Чувствовал себя абсолютно спокойно, совершенно не нервничал. Думал о том, что заставило меня протянуть им руку. Наверное, этим я сумел снять копившееся во мне напряжение. Но почему я это сделал? Должно быть, из чувства благодарности, потому что они не унижали меня, не пытались сломать. И я почувствовал, что они жалели меня. Насчет моей вины сомнений у них не было, но уж слишком ничтожным виделось им мое преступление. Жалкий клерк, урывающий лишний бакс. Конечно, если б возникла такая необходимость, они бы отправили меня в тюрьму, но скрепя сердце. А может, они не привыкли размениваться на такую мелочовку. А может, характер преступления вызывал у них смех. Люди платили деньги, чтобы попасть в армию. Вот тут я вновь рассмеялся. Сорок пять тысяч долларов — не паршивые два-три бакса.
Едва я сел за стол, как появился майор и пригласил меня в свой кабинет. В этот день он нацепил на мундир все орденские ленточки. Он участвовал и во Второй мировой, и в войне в Корее, так что их число перевалило за двадцать.
— Как прошел разговор? — Он чуть улыбнулся.
— Думаю, нормально.
Майор в изумлении покачал головой.
— Они сказали мне, что это продолжалось многие годы. Как вы сумели все провернуть? — В его голосе слышалось неподдельное восхищение.

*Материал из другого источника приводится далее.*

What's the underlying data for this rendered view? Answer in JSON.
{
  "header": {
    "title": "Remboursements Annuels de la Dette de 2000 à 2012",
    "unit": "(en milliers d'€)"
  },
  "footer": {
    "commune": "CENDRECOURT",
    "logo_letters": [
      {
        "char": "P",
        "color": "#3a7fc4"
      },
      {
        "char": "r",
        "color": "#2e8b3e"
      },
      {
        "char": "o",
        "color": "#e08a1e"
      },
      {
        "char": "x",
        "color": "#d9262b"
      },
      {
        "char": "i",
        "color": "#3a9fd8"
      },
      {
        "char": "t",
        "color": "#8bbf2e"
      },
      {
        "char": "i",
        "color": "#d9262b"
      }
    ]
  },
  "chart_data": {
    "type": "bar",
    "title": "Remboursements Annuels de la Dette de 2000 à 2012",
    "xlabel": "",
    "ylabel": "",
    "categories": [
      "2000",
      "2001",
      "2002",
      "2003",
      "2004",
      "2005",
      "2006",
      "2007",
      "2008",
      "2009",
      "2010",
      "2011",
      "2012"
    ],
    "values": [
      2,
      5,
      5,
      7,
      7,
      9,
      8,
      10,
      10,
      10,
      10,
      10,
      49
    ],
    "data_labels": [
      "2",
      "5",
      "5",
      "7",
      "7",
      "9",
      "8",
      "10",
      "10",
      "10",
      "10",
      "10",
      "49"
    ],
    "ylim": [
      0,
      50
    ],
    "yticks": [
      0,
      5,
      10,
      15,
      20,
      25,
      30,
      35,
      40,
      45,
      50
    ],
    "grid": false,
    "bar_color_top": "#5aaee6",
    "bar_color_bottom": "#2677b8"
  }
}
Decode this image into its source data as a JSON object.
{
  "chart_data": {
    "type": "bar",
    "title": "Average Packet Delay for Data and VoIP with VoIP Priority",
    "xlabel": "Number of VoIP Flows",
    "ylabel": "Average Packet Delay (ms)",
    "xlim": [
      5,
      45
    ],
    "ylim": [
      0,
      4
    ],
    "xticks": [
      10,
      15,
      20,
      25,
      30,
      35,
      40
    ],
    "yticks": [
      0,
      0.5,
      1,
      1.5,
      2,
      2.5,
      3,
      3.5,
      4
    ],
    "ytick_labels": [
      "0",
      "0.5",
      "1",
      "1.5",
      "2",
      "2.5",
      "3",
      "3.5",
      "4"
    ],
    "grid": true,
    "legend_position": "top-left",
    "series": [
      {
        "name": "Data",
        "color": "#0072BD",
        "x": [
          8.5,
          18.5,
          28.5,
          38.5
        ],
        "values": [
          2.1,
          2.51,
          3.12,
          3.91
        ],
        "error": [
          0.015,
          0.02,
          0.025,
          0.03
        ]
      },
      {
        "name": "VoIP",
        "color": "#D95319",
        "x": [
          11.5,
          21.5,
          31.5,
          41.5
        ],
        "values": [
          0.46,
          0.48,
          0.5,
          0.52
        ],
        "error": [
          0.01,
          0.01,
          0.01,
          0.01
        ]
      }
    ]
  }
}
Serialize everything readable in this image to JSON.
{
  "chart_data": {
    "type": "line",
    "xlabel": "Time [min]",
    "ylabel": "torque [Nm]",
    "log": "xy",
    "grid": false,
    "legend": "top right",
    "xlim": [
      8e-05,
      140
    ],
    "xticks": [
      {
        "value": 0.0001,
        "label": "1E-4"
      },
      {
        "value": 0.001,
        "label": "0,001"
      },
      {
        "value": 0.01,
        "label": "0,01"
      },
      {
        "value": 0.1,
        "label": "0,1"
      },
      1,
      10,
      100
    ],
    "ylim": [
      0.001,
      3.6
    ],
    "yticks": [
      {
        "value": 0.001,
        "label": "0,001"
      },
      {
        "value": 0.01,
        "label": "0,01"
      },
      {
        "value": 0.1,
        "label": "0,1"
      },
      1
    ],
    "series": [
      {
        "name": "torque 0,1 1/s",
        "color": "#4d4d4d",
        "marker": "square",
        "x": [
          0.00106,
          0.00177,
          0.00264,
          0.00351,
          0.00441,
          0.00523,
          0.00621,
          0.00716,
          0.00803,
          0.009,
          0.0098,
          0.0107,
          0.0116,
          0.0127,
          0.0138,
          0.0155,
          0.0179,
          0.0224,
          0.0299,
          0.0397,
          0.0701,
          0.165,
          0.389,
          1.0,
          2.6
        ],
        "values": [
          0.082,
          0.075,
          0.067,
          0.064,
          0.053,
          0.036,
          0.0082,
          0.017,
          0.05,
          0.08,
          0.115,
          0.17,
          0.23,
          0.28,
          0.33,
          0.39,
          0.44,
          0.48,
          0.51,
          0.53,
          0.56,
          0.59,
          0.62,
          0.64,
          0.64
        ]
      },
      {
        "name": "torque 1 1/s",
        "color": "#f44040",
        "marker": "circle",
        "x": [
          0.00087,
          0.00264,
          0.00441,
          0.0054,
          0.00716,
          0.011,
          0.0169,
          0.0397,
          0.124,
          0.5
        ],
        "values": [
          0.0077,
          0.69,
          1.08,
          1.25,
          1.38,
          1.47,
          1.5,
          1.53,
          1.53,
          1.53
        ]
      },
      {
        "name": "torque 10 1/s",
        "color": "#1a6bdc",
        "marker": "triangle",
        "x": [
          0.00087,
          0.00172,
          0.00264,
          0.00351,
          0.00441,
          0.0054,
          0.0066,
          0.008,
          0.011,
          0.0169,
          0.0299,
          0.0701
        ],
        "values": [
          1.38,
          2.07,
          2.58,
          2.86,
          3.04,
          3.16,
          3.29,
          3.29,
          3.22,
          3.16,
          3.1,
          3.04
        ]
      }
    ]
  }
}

— Я думаю, все это ерунда, — ответил я. — Никогда не видел, чтобы Фрэнк брал у кого-то деньги. Думаю, некоторые парни разозлились из-за того, что их все-таки загребли в армию.
— Возможно, — вздохнул майор. — Но в Форте Ли готовят приказы на отправку в Нью-Йорк сотни человек, чтобы они дали показания перед Большим жюри.[7] Вот это не ерунда. — Вновь на его губах заиграла улыбка. — Где ты воевал с немцами?

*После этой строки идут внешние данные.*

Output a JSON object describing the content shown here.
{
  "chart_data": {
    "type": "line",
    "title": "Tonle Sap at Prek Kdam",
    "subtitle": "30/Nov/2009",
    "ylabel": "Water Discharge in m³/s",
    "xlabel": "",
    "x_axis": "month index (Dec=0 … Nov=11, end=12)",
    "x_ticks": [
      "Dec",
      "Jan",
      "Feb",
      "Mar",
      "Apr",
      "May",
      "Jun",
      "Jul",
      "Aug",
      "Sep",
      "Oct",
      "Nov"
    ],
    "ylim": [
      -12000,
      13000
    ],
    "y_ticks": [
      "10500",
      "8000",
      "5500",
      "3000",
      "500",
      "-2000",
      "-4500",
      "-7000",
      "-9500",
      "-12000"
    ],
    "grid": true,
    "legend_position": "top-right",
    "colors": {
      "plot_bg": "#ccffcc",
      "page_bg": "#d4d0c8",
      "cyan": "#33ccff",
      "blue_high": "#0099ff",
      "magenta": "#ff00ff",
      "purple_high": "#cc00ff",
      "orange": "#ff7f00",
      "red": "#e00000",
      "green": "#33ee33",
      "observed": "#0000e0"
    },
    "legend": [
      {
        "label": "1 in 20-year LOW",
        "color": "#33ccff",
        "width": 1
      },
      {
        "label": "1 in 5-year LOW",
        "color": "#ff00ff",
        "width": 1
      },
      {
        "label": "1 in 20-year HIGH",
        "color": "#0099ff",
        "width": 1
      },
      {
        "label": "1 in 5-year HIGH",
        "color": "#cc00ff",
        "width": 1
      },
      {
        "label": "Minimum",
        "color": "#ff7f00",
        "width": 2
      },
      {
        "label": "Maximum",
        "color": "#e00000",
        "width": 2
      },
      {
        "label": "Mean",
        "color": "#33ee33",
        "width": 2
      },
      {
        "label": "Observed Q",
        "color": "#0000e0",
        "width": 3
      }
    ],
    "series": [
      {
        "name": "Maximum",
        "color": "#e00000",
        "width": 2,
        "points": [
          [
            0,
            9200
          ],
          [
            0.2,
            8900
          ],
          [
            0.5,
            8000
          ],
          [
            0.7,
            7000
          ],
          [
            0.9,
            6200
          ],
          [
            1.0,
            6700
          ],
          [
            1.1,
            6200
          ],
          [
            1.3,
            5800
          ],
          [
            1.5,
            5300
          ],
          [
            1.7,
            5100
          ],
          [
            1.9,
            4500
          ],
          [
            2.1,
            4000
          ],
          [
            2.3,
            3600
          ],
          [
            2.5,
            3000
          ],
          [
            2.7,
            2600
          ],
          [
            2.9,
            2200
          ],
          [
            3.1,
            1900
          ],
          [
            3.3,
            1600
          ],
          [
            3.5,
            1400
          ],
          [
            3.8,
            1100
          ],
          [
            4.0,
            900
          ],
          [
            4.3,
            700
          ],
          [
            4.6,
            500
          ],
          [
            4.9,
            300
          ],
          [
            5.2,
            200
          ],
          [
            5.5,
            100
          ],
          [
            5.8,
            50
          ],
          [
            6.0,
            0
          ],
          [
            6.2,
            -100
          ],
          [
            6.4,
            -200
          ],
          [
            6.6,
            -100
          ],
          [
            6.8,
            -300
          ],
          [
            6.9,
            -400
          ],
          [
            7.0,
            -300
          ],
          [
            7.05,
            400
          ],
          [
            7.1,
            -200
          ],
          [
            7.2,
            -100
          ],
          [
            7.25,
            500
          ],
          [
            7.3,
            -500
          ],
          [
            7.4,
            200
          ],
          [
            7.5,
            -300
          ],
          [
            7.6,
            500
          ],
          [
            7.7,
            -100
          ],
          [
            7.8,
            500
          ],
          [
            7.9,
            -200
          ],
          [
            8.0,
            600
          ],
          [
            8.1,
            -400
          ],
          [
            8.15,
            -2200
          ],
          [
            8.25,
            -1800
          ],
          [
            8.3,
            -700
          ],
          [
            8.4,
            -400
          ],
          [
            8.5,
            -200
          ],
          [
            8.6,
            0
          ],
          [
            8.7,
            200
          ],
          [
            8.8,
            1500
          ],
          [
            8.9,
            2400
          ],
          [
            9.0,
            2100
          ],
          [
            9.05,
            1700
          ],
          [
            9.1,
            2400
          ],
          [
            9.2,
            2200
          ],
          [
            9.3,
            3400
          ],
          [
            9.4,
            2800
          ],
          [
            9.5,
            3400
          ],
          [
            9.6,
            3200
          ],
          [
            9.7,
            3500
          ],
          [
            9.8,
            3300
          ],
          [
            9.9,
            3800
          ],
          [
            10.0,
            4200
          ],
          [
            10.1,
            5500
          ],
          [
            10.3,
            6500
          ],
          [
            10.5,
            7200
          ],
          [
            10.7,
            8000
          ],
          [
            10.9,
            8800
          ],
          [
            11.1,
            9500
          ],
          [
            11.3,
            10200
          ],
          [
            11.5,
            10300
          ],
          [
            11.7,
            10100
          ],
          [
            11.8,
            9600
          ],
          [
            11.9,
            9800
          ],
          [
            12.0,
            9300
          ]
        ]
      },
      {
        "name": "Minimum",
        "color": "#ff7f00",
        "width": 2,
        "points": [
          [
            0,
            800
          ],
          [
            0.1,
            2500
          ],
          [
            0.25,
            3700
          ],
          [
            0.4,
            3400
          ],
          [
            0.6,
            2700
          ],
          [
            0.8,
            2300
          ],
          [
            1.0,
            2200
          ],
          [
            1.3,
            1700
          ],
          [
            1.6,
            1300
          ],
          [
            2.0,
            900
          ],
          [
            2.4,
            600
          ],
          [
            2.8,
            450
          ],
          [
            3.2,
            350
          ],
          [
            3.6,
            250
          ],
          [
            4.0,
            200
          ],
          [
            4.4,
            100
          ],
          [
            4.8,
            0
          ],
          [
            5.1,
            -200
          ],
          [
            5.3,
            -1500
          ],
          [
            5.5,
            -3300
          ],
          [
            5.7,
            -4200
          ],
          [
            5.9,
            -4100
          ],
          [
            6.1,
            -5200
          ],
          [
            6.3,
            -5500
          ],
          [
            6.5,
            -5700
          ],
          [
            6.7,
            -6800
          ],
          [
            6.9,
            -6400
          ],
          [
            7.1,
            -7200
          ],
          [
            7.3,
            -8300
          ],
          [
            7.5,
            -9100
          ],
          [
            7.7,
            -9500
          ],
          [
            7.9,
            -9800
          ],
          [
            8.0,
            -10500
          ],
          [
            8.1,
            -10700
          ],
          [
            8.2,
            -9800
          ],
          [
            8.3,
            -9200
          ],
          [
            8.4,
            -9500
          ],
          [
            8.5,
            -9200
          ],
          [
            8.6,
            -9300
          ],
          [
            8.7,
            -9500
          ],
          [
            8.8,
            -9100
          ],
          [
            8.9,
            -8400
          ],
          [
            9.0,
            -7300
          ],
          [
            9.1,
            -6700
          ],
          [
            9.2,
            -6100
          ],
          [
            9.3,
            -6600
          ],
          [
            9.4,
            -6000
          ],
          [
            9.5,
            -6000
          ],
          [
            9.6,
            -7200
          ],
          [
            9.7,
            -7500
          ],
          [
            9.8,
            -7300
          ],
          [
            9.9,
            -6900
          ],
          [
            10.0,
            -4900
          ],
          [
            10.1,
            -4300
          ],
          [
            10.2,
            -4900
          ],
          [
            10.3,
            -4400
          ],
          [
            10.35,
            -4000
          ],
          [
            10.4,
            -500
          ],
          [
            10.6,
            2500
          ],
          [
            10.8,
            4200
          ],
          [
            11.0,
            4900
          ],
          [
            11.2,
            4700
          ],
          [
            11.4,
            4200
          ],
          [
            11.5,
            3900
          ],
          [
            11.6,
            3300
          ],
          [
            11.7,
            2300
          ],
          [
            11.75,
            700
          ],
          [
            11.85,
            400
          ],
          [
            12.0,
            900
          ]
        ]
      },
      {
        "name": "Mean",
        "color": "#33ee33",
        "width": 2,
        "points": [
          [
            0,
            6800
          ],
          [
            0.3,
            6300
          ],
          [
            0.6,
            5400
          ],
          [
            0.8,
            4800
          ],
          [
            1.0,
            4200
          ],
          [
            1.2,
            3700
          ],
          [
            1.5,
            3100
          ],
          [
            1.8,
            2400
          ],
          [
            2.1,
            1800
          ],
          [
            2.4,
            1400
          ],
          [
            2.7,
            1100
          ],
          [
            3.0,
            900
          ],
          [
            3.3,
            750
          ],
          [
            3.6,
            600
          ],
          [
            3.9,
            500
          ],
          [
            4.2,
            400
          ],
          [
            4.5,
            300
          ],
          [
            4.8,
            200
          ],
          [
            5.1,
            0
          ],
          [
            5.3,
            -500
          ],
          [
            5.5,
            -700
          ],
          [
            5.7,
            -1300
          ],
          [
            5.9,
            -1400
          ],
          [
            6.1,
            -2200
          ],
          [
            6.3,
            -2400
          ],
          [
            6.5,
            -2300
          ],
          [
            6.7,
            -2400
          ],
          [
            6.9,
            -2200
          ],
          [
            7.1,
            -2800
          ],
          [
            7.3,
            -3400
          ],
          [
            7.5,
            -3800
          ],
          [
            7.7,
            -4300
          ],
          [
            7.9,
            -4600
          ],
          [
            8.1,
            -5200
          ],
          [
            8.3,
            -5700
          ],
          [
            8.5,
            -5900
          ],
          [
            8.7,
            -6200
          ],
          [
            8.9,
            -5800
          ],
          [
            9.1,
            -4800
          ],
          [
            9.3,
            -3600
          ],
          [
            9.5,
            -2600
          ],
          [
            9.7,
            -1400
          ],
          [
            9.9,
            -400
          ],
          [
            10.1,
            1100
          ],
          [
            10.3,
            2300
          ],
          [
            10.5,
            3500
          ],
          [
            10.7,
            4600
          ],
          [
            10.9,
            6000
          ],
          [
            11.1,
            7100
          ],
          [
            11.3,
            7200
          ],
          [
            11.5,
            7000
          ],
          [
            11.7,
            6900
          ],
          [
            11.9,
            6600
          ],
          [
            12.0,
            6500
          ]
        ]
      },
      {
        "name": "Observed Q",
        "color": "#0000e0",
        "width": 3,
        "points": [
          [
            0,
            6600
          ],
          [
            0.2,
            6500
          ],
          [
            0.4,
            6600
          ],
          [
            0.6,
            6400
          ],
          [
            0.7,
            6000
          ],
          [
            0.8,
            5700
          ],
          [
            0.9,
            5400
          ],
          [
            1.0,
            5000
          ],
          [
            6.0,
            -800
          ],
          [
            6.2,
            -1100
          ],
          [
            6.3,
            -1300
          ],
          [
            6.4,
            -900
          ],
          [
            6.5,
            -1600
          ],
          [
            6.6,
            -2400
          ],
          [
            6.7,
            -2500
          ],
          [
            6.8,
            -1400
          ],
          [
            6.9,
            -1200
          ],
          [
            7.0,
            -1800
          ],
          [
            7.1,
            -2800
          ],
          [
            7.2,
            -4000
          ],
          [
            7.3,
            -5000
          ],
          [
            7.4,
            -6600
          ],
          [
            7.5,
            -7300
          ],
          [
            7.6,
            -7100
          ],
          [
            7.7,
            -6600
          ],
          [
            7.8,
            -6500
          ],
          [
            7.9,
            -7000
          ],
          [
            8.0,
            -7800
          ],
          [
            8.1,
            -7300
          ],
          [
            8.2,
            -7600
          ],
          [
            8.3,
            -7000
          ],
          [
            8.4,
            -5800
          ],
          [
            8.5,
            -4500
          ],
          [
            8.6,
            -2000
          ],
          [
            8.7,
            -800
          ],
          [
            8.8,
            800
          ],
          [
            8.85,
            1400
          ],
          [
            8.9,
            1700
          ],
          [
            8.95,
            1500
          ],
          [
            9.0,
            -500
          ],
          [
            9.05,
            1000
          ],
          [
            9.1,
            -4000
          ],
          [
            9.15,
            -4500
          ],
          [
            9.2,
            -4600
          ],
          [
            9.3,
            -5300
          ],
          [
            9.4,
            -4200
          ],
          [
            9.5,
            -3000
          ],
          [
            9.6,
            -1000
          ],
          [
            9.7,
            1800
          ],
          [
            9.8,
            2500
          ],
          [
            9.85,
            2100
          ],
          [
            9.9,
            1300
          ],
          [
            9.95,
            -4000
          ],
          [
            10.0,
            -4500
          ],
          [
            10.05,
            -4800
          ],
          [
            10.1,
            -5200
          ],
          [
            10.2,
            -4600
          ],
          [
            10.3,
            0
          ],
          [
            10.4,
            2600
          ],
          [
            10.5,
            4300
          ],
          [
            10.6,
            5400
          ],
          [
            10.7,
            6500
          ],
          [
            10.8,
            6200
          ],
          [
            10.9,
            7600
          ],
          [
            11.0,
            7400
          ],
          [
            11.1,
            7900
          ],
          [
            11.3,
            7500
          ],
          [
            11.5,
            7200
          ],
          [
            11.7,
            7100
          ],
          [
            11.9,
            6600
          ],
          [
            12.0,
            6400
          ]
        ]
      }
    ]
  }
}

— В Четвертой бронетанковой дивизии.
— В твоем личном деле указано, что ты награжден «Бронзовой звездой». Немного, но хоть что-то. — Среди его ленточек были и «Серебряная звезда», и «Пурпурное сердце».
— Я получил ее не в бою, — ответил я. — Эвакуировал французов под артиллерийским обстрелом. Не думаю, что я убил хотя бы одного немца.
Майор кивнул.
— Все равно ты был на войне, в отличие от этих ребят. Так что, если я смогу помочь, дай мне знать. Лады?

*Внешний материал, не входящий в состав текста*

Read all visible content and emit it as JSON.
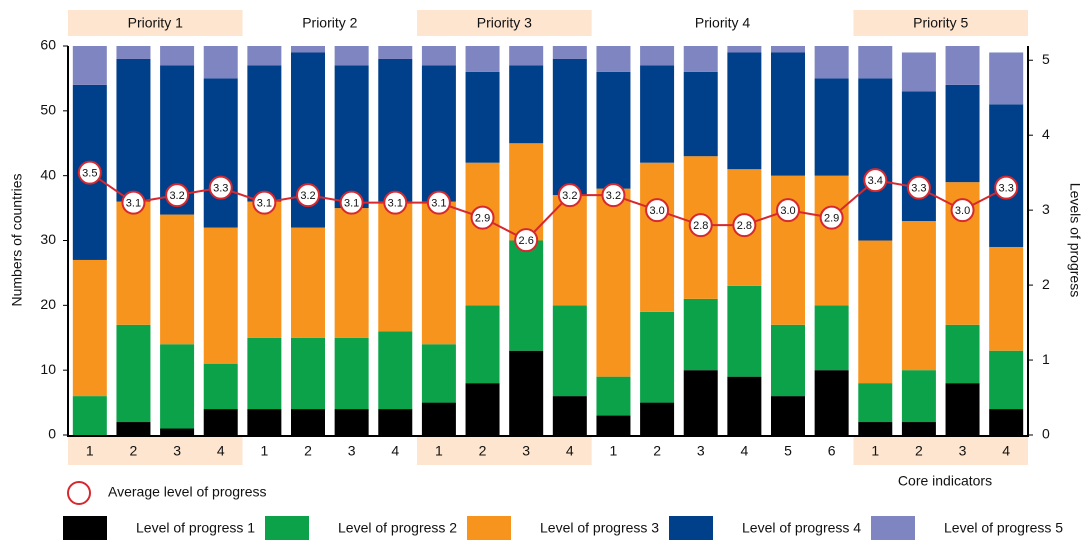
{
  "chart_data": {
    "type": "stacked_bar_line",
    "groups": [
      {
        "label": "Priority 1",
        "categories": [
          "1",
          "2",
          "3",
          "4"
        ]
      },
      {
        "label": "Priority 2",
        "categories": [
          "1",
          "2",
          "3",
          "4"
        ]
      },
      {
        "label": "Priority 3",
        "categories": [
          "1",
          "2",
          "3",
          "4"
        ]
      },
      {
        "label": "Priority 4",
        "categories": [
          "1",
          "2",
          "3",
          "4",
          "5",
          "6"
        ]
      },
      {
        "label": "Priority 5",
        "categories": [
          "1",
          "2",
          "3",
          "4"
        ]
      }
    ],
    "xlabel": "Core indicators",
    "ylabel": "Numbers of countries",
    "y2label": "Levels of progress",
    "ylim": [
      0,
      60
    ],
    "yticks": [
      0,
      10,
      20,
      30,
      40,
      50,
      60
    ],
    "y2lim": [
      0,
      5.19
    ],
    "y2ticks": [
      0,
      1,
      2,
      3,
      4,
      5
    ],
    "series": [
      {
        "name": "Level of progress 1",
        "color": "#000000",
        "values": [
          0,
          2,
          1,
          4,
          4,
          4,
          4,
          4,
          5,
          8,
          13,
          6,
          3,
          5,
          10,
          9,
          6,
          10,
          2,
          2,
          8,
          4
        ]
      },
      {
        "name": "Level of progress 2",
        "color": "#0ba24a",
        "values": [
          6,
          15,
          13,
          7,
          11,
          11,
          11,
          12,
          9,
          12,
          17,
          14,
          6,
          14,
          11,
          14,
          11,
          10,
          6,
          8,
          9,
          9
        ]
      },
      {
        "name": "Level of progress 3",
        "color": "#f7941d",
        "values": [
          21,
          19,
          20,
          21,
          21,
          17,
          20,
          20,
          22,
          22,
          15,
          17,
          29,
          23,
          22,
          18,
          23,
          20,
          22,
          23,
          22,
          16
        ]
      },
      {
        "name": "Level of progress 4",
        "color": "#003f8a",
        "values": [
          27,
          22,
          23,
          23,
          21,
          27,
          22,
          22,
          21,
          14,
          12,
          21,
          18,
          15,
          13,
          18,
          19,
          15,
          25,
          20,
          15,
          22
        ]
      },
      {
        "name": "Level of progress 5",
        "color": "#7e85c1",
        "values": [
          6,
          2,
          3,
          5,
          3,
          1,
          3,
          2,
          3,
          4,
          3,
          2,
          4,
          3,
          4,
          1,
          1,
          5,
          5,
          6,
          6,
          8
        ]
      }
    ],
    "line": {
      "name": "Average level of progress",
      "color": "#d6282e",
      "axis": "y2",
      "values": [
        3.5,
        3.1,
        3.2,
        3.3,
        3.1,
        3.2,
        3.1,
        3.1,
        3.1,
        2.9,
        2.6,
        3.2,
        3.2,
        3.0,
        2.8,
        2.8,
        3.0,
        2.9,
        3.4,
        3.3,
        3.0,
        3.3
      ],
      "value_labels": [
        "3.5",
        "3.1",
        "3.2",
        "3.3",
        "3.1",
        "3.2",
        "3.1",
        "3.1",
        "3.1",
        "2.9",
        "2.6",
        "3.2",
        "3.2",
        "3.0",
        "2.8",
        "2.8",
        "3.0",
        "2.9",
        "3.4",
        "3.3",
        "3.0",
        "3.3"
      ]
    },
    "group_highlight_color": "#fde5cf"
  }
}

— Спасибо, — только и ответил я.
Я уже вставал, когда майор заговорил снова со злостью в голосе:
— Эти два говнюка начали задавать мне вопросы, но я сразу послал их на хер. Они думали, что я тоже замазан этим дерьмом. — Он покачал головой: — Иди и будь осторожен.
* * *
Оказаться в шкуре преступника — не сахар. Я начал реагировать на многое, словно убийца из психологического триллера. Сердце екало у меня всякий раз, когда дверной звонок звенел в неурочное время. Я думал, что пришли копы или ФБР. Разумеется, звонил кто-то из соседей, обычно подружка Вэлли, зашедшая за какой-нибудь мелочью или просто поболтать. На работе агенты ФБР появлялись пару раз в неделю, обычно с каким-нибудь молодым человеком, для того чтобы показать ему меня. Я предположил, что все это резервисты, заплатившие за участие в шестимесячной программе. Один раз Хэннон заглянул, чтобы поболтать, и мы спустились с ним в кафетерий за кофе и сандвичами для нас и майора. Когда мы сели за стол, Хэннон по-дружески, очень участливо обратился ко мне: «Вы хороший парень, Мерлин, и мне противна мысль о том, что придется отправить вас в тюрьму. Но, знаете, мне пришлось отправить в тюрьму многих хороших парней. Я всегда сожалел об этом. И все потому, что они не хотели хоть чуточку себе помочь».